If you think the tuning part may be somehow less important than the training phase of the foundation model, you only have to contrast the difference in user experience between ChatGPT-4, and Bing. They are both built on top of the GPT-4 foundation model, but ChatGPT is a joy to work with, and Bing is, well, Bing. Truly, OpenAI appears to have been able to impart a culture of empathy and collaboration into their model that others have not been able to replicate easily.
I believe there is a bit of a controversy here, about the relative weight of self-preservation in beings who have not been subject to Darwinian evolution, although I can’t point you to that discussion right now. But there is no doubt that self-preservation must be a valid instrumental goal, even for beings for which it is unimportant as a a final goal.
The German Vernunft is only imperfectly translated by “reason”, or rationality; it has very little to do with a calculating approach to cognizing the world, and much more with realizing the nature of being, implied in the realization of self.
Now we could have the opinion that Sutskever is at fault for not evaluating the consequences, but we can also take the position that it was literally Altman’s job to ensure these different streams would be reconciled …

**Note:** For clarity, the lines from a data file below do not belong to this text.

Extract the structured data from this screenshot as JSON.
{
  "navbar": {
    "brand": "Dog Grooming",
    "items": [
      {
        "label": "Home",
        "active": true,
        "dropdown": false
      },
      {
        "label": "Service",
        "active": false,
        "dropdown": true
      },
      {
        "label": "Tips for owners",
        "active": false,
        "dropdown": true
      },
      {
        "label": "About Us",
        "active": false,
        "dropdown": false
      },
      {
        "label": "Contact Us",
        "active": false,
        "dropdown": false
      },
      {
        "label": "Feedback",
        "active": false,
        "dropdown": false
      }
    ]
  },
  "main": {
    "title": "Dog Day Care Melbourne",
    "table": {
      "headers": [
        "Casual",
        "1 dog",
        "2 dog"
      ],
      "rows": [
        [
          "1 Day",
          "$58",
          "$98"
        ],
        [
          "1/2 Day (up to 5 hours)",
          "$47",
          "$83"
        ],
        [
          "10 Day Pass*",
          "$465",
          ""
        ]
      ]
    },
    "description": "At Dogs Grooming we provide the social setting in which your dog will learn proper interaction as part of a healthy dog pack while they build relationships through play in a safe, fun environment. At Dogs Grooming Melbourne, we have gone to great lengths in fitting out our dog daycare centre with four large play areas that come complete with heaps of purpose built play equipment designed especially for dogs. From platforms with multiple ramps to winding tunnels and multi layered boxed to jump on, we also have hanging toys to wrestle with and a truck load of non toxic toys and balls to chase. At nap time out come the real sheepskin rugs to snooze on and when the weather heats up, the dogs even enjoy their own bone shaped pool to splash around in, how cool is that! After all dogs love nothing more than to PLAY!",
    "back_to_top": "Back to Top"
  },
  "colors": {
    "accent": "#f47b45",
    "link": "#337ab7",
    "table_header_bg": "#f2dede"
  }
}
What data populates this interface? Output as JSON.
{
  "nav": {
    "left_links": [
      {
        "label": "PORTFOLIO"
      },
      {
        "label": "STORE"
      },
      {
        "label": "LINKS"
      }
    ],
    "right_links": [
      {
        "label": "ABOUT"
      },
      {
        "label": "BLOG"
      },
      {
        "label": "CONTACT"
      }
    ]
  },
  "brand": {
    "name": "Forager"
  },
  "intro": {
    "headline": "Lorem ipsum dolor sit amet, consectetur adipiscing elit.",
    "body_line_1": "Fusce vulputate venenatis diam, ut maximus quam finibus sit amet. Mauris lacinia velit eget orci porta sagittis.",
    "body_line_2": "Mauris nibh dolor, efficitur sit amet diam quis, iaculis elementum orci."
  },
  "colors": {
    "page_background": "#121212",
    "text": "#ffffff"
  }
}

I am making good use of my favourite example of nascent AGI in this very manuscript: my references contain quite a few articles with many co-authors. Rather than reformat these names into my own in-house format that I use for reasons, I simply paste them into a ChatGPT prompt, exactly as I copy them from the journal’s Website, with affiliation numbers and everything. All that my prompt says is: “I would need it like SILVER, David; HUANG, Aja; ... etc.” That’s enough instruction for it to act as a bibliography reformatter: two small examples suffice. So how many examples, do you need to be able to drive a car? Fly a plane? Serve the right ad to the right person – or make an ad for them on the fly? Build an online-order distribution network of goods, along with actual quality control, and a swarm of helpers that deliver to the last mile? The list gets to be very long, very quickly.
Thank you for this! Your insight into reason and AI, including the refs to Kant, is really helpful to think through. I am not sure about AGI, but I am skeptical of alignment generally. But P.S. I confess I like the jokes...but maybe because I think my kids would understand them...?! They're stereotypically "dad jokes."